Tweak Point: Bhajji Living in the Moment

CHENNAI:  When you are a 35-year-old sportsman and fallen down in relevance, there’s a tendency to over-complicate the sporadic chances you are afforded to come back, no matter how glittering your past deeds might be. There’s that sometimes self-detrimental desperation to prove yourself over and again, more so if you are made of such fieriness as Harbhajan Singh.

But since returning to the national fold, four long years after Ravichandran Ashwin displaced him in all three forms, Harbhajan’s streak of irreverence that had so blazingly flickered in his youthful pomp has made way for a silent detachment to the elusive powers. The motivation, at this hour, will be to burn as brightly as he could before the light goes out of his career altogether.

Whereas in the longest format, he has perceptibly struggled to re-stoke the fire that made him such a devilish customer to handle, the shorter forms have been more appreciative of his utility, so much so that some residue of the old magic dust still remains. Content with the reality that he would be invariably chosen if and when Ashwin is rested or injured, the veteran of 266 ODI scalps has quietly, but efficiently, plied his wares.

In five ODIs since returning, he has taken seven wickets at 28.85 at an economy rate of 4.04. He still carries with him an inimitable passion and reptillian shrewdness. “He has made a considerable difference to the side. Replacing an in-form Ashwin, he hasn’t made his absence felt. He has bowled with great control and craft. He has come on to bowl at crucial junctures and given the team vital breakthroughs. He’s flighting the ball more frequently and is not over-reliant on doosras. With little more luck, he could have picked up more wickets. Definitely with more matches, his confidence too will improve,” opined former India spinner Maninder Singh.

More pertinently, the off-spinning showman has hardly conceded the impression of a man whose future is imperilled, though it’s a no-brainer that he would be dispensed with as soon as Ashwin recuperates.

Unless confronted with a batting line-up crammed with left-handers, the temptation to play two offies would be resisted, and not when your leg spinner has almost always provided the cutting edge. Amit Mishra’s fate is like an understudy who is repeatedly put through auditions. Almost every time, he passes the tests with flying colours, but he is made to repeat the routines. So in 13 years since debuting, he has collected just 29 ODI caps, despite averaging 24.22 per wicket and conceding just 4.56 an over.

Even in the South Africa series, he was omitted for the Indore match despite bowling well in Kanpur. Recalled for the Rajkot match, he emphasised his value with a splendid performance of 38 for 1—Hashim Amla was so pleasingly deceived that the framed sequence of this dismissal could do his walls. “Whenever given a chance, he has proved that he has it in him to succeed at this level. Having an experienced, quality leg-spinner is an asset, irrespective of the wicket. It’s time he became a regular fixture,” observed Maninder.
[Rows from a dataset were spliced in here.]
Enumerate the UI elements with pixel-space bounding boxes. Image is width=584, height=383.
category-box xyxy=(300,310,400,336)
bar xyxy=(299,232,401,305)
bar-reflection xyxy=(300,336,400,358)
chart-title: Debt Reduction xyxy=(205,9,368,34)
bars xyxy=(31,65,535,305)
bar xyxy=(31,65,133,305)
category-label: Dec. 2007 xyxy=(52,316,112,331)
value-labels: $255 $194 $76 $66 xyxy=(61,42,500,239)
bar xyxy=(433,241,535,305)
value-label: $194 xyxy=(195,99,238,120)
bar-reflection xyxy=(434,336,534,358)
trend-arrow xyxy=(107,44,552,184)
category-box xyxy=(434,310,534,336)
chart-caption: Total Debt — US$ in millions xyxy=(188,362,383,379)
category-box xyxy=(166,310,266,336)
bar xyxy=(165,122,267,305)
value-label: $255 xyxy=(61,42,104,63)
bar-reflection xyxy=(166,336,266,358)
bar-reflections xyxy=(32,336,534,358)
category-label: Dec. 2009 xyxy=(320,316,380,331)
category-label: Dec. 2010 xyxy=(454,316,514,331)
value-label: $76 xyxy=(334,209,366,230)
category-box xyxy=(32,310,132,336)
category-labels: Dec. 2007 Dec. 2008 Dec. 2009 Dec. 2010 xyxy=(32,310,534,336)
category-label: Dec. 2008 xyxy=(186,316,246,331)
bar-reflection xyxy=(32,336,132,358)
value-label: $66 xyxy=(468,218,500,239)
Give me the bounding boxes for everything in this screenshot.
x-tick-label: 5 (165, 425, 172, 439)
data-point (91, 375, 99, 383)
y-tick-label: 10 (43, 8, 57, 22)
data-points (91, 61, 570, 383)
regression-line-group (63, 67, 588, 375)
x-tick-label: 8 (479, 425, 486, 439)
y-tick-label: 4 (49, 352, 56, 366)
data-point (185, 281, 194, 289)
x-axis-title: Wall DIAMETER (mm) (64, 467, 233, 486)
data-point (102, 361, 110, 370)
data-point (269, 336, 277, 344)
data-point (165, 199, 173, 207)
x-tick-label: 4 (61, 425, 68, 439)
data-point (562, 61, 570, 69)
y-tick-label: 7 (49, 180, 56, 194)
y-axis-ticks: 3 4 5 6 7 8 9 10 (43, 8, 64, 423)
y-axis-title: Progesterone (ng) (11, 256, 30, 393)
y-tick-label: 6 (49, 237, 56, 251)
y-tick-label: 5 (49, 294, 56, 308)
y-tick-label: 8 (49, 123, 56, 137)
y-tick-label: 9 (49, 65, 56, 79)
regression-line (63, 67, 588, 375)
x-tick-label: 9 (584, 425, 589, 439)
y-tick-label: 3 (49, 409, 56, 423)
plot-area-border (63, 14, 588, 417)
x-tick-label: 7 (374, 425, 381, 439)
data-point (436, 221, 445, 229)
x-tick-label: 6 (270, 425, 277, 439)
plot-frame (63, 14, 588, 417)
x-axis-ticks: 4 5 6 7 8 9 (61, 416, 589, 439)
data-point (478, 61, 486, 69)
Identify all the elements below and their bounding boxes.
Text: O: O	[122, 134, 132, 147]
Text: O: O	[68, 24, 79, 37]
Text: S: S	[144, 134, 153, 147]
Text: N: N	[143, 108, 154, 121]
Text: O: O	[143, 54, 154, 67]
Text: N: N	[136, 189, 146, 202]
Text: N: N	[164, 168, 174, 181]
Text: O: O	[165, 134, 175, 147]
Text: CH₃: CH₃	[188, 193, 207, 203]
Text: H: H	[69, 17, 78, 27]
When Harbhajan was running the Invincibles of Australia ragged in 2001, Mishra was cutting his teeth in the domestic circuit and Ashwin chiselling his batting skills in school cricket. Both have now outgrown the veteran, and Harbhajan would be content making the next-best man appearances in limited-over versions. A fact he would take with a pinch of salt.

Then, when you are a 35-year-old sportsman and fallen down in relevance, you are not afforded with choices. That he has embraced the new role without fuss is a testament to the sober side of the fiery spinner. Or that zest for life.